But a single data point is unlikely to convince the ECB that immediate loosening is necessary
European shares traded close to five-year highs yesterday amid speculation that the European Central Bank (ECB) will cut its policy rate on Thursday. The FTSEurofirst 300 Index rose above 1,296, a near 6 per cent increase from Friday’s levels. Last week, the euro posted its biggest weekly decline since July 2012, and fell to almost $1.349 yesterday from highs of around $1.377 on Thursday.
“The growing clamour for a cut is born mainly out of last week’s inflation data,” says Matt Basi of CMC Markets. Flash estimates saw Eurozone prices rise just 0.7 per cent year-on-year in October, close to four-year lows, while a revision to August’s unemployment data showed the jobless rate increase to a record high of almost 19.5m. Both UBS and RBS now expect a rate cut from the current level of 0.5 per cent at Thursday’s meeting.

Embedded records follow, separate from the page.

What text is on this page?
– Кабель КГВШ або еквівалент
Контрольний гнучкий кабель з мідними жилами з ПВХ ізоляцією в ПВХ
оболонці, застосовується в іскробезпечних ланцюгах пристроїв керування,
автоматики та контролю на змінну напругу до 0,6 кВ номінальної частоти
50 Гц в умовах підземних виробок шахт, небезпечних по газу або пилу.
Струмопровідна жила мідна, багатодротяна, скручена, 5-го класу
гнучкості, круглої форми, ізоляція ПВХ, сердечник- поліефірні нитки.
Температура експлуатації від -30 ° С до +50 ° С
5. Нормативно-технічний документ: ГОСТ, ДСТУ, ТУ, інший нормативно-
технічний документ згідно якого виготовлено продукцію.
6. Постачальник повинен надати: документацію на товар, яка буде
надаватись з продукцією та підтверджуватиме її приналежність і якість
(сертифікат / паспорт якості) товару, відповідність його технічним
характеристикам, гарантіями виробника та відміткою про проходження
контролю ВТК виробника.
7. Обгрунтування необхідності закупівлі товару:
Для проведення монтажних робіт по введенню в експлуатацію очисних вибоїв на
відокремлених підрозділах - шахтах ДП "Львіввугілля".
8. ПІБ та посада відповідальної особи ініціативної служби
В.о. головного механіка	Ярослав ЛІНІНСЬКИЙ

But it is by no means obvious that the news flow has been sufficiently worrying to warrant an immediate loosening of policy. And as Adam Cole of RBC Capital Markets says, “contrary to those who see the ECB rate as key, it is not clear that a cut would achieve a great deal with market rates already so low.”

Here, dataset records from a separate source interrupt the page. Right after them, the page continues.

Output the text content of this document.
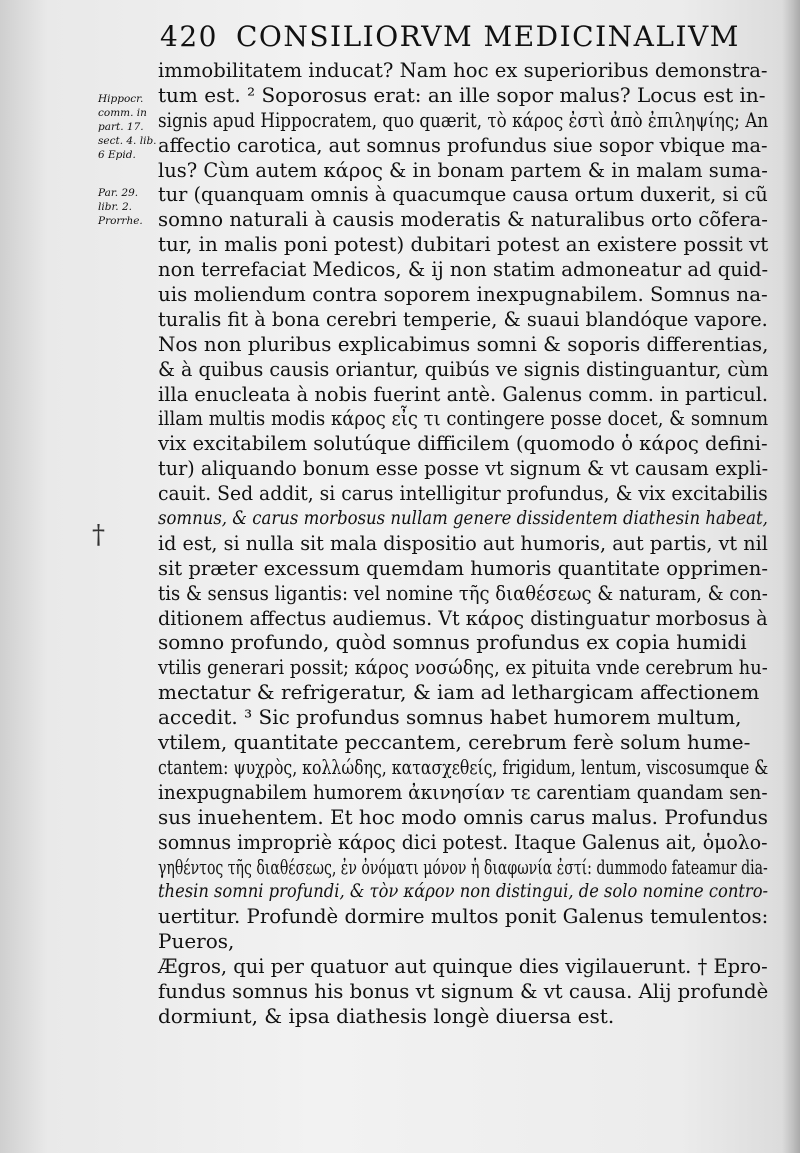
420 CONSILIORVM MEDICINALIVM
Hippocr. comm. in part. 17. sect. 4. lib. 6 Epid.
Par. 29. libr. 2. Prorrhe.
†
immobilitatem inducat? Nam hoc ex superioribus demonstra-
tum est. ² Soporosus erat: an ille sopor malus? Locus est in-
signis apud Hippocratem, quo quærit, τὸ κάρος ἐστὶ ἀπὸ ἐπιληψίης; An
affectio carotica, aut somnus profundus siue sopor vbique ma-
lus? Cùm autem κάρος & in bonam partem & in malam suma-
tur (quanquam omnis à quacumque causa ortum duxerit, si cũ
somno naturali à causis moderatis & naturalibus orto cõfera-
tur, in malis poni potest) dubitari potest an existere possit vt
non terrefaciat Medicos, & ij non statim admoneatur ad quid-
uis moliendum contra soporem inexpugnabilem. Somnus na-
turalis fit à bona cerebri temperie, & suaui blandóque vapore.
Nos non pluribus explicabimus somni & soporis differentias,
& à quibus causis oriantur, quibús ve signis distinguantur, cùm
illa enucleata à nobis fuerint antè. Galenus comm. in particul.
illam multis modis κάρος εἶς τι contingere posse docet, & somnum
vix excitabilem solutúque difficilem (quomodo ὁ κάρος defini-
tur) aliquando bonum esse posse vt signum & vt causam expli-
cauit. Sed addit, si carus intelligitur profundus, & vix excitabilis
somnus, & carus morbosus nullam genere dissidentem diathesin habeat,
id est, si nulla sit mala dispositio aut humoris, aut partis, vt nil
sit præter excessum quemdam humoris quantitate opprimen-
tis & sensus ligantis: vel nomine τῆς διαθέσεως & naturam, & con-
ditionem affectus audiemus. Vt κάρος distinguatur morbosus à
somno profundo, quòd somnus profundus ex copia humidi
vtilis generari possit; κάρος νοσώδης, ex pituita vnde cerebrum hu-
mectatur & refrigeratur, & iam ad lethargicam affectionem
accedit. ³ Sic profundus somnus habet humorem multum,
vtilem, quantitate peccantem, cerebrum ferè solum hume-
ctantem: ψυχρὸς, κολλώδης, κατασχεθείς, frigidum, lentum, viscosumque &
inexpugnabilem humorem ἀκινησίαν τε carentiam quandam sen-
sus inuehentem. Et hoc modo omnis carus malus. Profundus
somnus impropriè κάρος dici potest. Itaque Galenus ait, ὁμολο-
γηθέντος τῆς διαθέσεως, ἐν ὀνόματι μόνον ἡ διαφωνία ἐστί: dummodo fateamur dia-
thesin somni profundi, & τὸν κάρον non distingui, de solo nomine contro-
uertitur. Profundè dormire multos ponit Galenus temulentos:
Pueros,
Ægros, qui per quatuor aut quinque dies vigilauerunt. † Epro-
fundus somnus his bonus vt signum & vt causa. Alij profundè
dormiunt, & ipsa diathesis longè diuersa est.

The fear that the Eurozone could slip into deflation, as in 2009, has prompted many to call for even looser monetary policy. Greece saw prices fall at an annual rate of 1 per cent in September, while Ireland, Spain and Portugal experienced inflation of less than 0.5 per cent. Capital Economics, in a note yesterday, said that “a bout of deflation could severely hamper the efforts of the peripheral economies to prevent their sky-high debt-to-GDP ratios from rising further.”

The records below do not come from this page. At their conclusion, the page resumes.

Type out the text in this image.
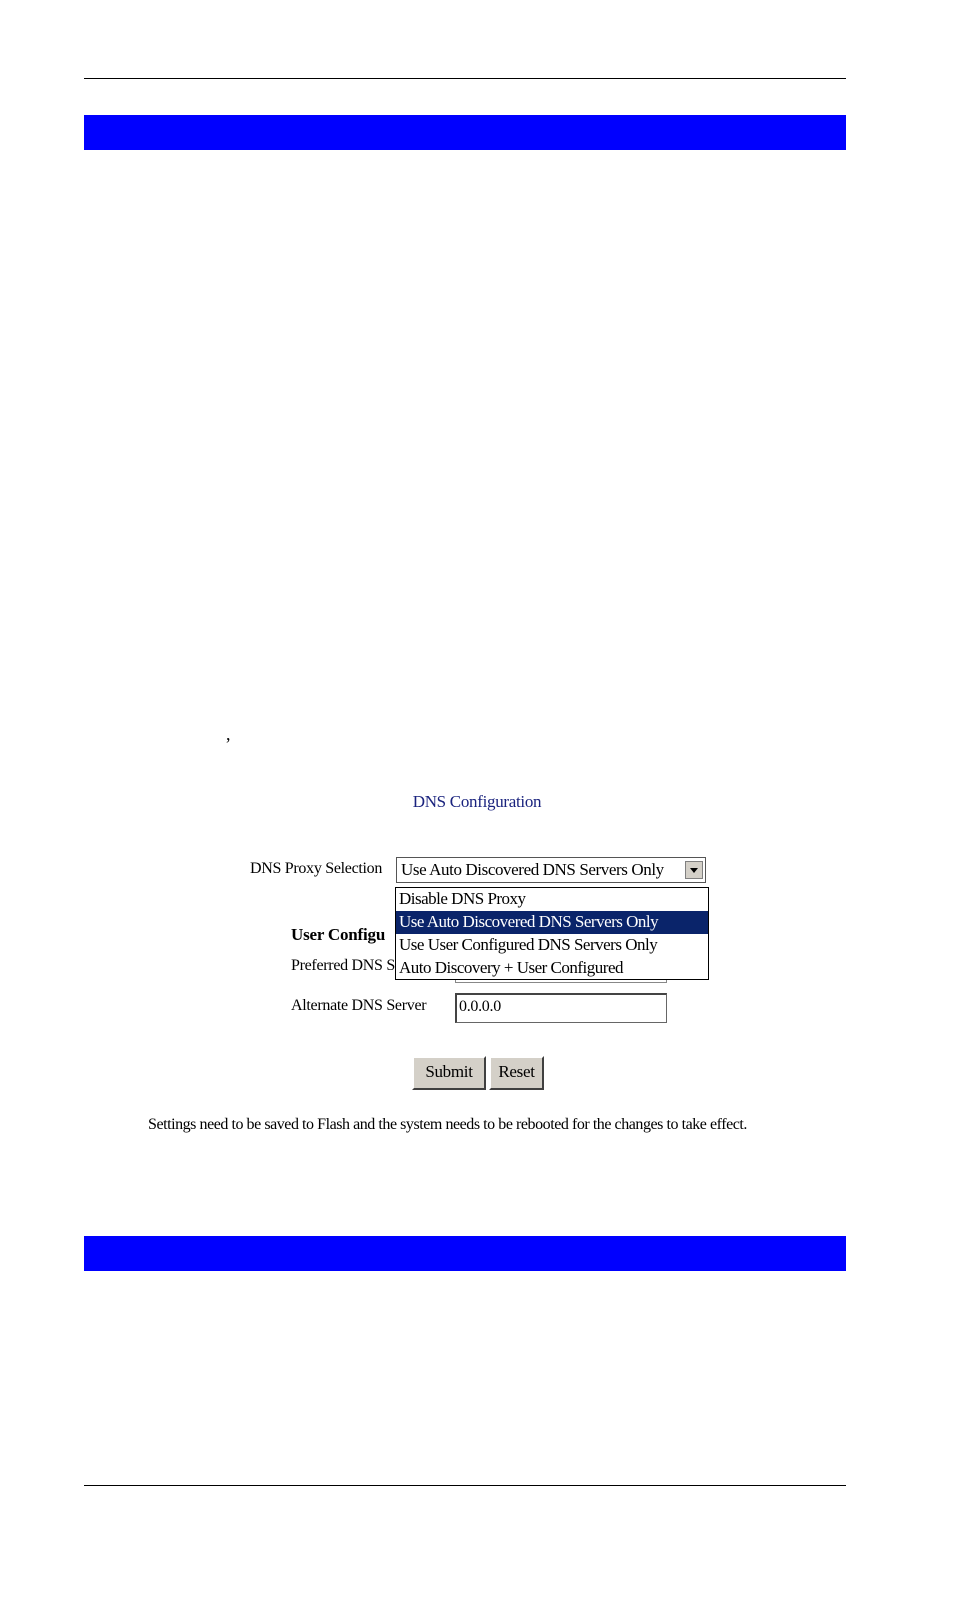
,
DNS Configuration
DNS Proxy Selection Use Auto Discovered DNS Servers Only
User Configu
Preferred DNS S
Alternate DNS Server 0.0.0.0
Disable DNS Proxy
Use Auto Discovered DNS Servers Only
Use User Configured DNS Servers Only
Auto Discovery + User Configured
Submit	Reset
Settings need to be saved to Flash and the system needs to be rebooted for the changes to take effect.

Cole adds that “a second factor is the ongoing strength of the euro.” Before its recent slide, the currency had set a two-year record high against the dollar at more than $1.38 (see graph) towards the end of October, and had risen 6.5 per cent against a basket of currencies since the beginning of the year. Further appreciation would hurt the export growth the struggling periphery is relying on, and many fear it could add to disinflationary pressures.
NO KNEE-JERK REACTION
Despite these dangers, a single data point does not constitute a deflationary spiral, “and it’s simply not in the ECB’s nature to react in a knee-jerk way,” says Basi. Moreover, a break-down of price figures reveals disparities across the bloc. Although former Italian Prime Minister Romano Prodi has accused Germans of being “obsessed with inflation”, many fear a potential asset price bubble in Germany, with the Bundesbank recently warning that properties in some cities may be overvalued by as much as 5 to 10 per cent.
And regardless of the legitimacy of deflationary fears, Simon Smith of FxPro points out that ECB rate changes would likely have a minimal effect on market rates and economic fundamentals. “While the ECB’s benchmark rate is 0.5 per cent, money market rates are below 0.10 per cent out to a one-month duration,” he says. The ECB rate was cut from 0.75 to 0.5 per cent in May, but its cost of borrowing indicators barely fell between April and September – from 3.01 to 2.93 per cent on the composite measure.
“It is more likely that Draghi will just signal a dovish tone, and possibly a new Long-Term Refinancing Operation on Thursday,” says Basi. Doubts remain over the effectiveness of another liquidity programme, but Basi expects a euro relief rally if rates are unchanged. “We could see it edge back up above $1.36 in the coming weeks,” he says.